Junior Blake Pereria, who currently has an undecided career plan, takes the Myers-Briggs Personality test in study hall on Thursday, April 26. Photo by Sawyer Osmun.

Sawyer Osmun, Reporter

For students who have not decided their college or career path, there are many ways to determine their future. Guidance counselors lend a hand to each student they have, but some students are still questioning their future, which determines their lifestyle. For most who don’t know what direction to steer in, they need more assistance. 

A college and career counselor is a way that students can have a personal and more hands-on way of determining their strengths and weaknesses in a hunt for finding the right college and career.

College and career counselors Dr. Dee Lohman, a physiologist and Becky Westlake, a teacher collaborate with different students, especially high school students. They mostly counsel FHS and HSE students to begin their process of lending a hand to hunt for the student’s career and college choice. According to CV Tips, Counselors will interview and help determine where a students talents and interests lie by giving recommendations that they can independently take on. Most counselors recommend internships in which college career counselors can put company contact information, internship opportunities and resources to guide students through the process.

“Dee started this business first and then I joined her because we saw a lot of great kids who went into college with no idea what they wanted to major in,” Westlake said. “They floundered around saying ‘what am I doing here,’ so they either quit or flunked out, so with guidance, there’s a purpose there. Plus, navigating those waters to get into college can be tough.”

First, students go through taking two assessments- a Myers-Briggs test and a Strong Invest Inventory, which gives students a rating on different existing profession fields. For a second meeting, parents and students attend to talk about college visits or preparation for the SAT.

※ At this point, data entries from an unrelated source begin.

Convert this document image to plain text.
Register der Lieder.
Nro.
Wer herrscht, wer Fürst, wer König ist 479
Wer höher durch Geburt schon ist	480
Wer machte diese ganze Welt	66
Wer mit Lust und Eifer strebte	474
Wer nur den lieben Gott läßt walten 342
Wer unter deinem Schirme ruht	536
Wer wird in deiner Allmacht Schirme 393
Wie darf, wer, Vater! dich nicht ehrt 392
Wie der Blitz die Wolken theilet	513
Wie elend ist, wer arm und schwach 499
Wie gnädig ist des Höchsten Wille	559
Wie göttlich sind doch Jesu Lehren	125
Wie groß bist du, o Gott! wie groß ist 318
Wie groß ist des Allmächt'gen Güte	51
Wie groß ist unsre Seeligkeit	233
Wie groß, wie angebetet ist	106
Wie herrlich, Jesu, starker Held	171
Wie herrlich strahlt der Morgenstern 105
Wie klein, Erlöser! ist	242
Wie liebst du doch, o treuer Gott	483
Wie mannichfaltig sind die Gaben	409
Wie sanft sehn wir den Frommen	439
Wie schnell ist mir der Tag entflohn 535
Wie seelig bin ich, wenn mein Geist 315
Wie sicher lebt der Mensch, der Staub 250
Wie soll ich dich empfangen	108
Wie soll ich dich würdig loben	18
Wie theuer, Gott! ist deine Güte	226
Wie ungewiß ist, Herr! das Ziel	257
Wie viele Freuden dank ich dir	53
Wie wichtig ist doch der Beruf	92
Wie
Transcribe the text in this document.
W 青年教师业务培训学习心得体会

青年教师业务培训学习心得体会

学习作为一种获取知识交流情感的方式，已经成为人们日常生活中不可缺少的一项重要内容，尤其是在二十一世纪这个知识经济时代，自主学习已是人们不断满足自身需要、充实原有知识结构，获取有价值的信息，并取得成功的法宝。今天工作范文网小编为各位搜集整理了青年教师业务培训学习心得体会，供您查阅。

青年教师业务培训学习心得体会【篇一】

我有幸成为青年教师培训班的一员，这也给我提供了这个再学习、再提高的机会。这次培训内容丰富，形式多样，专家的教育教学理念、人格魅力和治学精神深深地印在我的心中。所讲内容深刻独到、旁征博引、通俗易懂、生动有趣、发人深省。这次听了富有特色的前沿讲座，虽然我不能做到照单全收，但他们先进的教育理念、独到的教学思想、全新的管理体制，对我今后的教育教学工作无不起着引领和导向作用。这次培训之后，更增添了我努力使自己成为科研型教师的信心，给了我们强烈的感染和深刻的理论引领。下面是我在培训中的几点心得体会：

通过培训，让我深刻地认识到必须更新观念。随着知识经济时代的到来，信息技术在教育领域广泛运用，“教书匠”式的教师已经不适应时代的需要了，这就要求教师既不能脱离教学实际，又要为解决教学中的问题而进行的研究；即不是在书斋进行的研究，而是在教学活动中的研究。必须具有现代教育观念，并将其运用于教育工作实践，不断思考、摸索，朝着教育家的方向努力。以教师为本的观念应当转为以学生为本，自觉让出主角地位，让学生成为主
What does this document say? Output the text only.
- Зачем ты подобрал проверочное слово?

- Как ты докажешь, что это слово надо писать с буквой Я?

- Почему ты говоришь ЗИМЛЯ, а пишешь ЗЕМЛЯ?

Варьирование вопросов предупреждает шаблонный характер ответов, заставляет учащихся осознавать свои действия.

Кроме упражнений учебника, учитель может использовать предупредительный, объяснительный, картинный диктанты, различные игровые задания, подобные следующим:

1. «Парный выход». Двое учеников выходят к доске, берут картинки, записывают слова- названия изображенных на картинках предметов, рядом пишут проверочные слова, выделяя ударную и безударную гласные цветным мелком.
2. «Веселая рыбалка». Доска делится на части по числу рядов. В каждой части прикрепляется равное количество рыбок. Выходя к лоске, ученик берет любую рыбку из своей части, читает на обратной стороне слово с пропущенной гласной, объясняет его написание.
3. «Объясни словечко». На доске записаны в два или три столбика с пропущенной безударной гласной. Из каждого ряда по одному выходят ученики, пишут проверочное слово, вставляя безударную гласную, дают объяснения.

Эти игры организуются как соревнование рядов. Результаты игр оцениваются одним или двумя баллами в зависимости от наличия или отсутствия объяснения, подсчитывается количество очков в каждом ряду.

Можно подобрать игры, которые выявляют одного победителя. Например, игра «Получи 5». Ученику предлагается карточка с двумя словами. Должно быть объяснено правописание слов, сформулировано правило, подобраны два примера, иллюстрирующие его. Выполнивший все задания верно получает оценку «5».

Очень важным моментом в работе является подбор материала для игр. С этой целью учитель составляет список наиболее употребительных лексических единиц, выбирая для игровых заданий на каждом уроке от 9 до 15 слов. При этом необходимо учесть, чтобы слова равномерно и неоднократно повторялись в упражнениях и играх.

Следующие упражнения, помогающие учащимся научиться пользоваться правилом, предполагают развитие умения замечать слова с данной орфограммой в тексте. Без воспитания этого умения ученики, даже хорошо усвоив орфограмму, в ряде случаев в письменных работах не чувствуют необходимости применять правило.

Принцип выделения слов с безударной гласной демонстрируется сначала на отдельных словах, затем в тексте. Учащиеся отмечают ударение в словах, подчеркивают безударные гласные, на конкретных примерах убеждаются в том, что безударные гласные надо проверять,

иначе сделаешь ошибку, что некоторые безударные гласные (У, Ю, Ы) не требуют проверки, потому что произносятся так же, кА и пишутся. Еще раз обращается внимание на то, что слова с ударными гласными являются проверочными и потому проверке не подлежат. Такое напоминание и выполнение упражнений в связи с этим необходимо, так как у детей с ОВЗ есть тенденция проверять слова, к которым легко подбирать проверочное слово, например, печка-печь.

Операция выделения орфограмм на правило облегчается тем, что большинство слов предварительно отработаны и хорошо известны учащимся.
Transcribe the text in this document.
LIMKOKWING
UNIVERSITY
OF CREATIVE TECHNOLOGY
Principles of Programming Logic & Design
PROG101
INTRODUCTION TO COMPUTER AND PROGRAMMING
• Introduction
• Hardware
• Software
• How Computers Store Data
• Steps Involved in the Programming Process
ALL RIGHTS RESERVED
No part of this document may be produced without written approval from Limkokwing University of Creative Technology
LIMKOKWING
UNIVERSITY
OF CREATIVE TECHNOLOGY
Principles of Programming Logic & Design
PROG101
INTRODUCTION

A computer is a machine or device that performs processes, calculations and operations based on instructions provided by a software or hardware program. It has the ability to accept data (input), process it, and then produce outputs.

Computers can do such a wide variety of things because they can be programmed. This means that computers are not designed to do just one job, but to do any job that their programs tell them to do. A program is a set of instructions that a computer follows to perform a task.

“The high school counselors for the most part do a really good job guiding students, but they only have so much time to devote to each student, and we work in conjunction with the high schools or the colleges to provide extra support and to be available whenever you need us,” Lohman said.

Lohman and Westlake recommend students to keep GPA’s up and devote time to study for the SAT or ACT to benefit your chances of going into the majority of the colleges desired.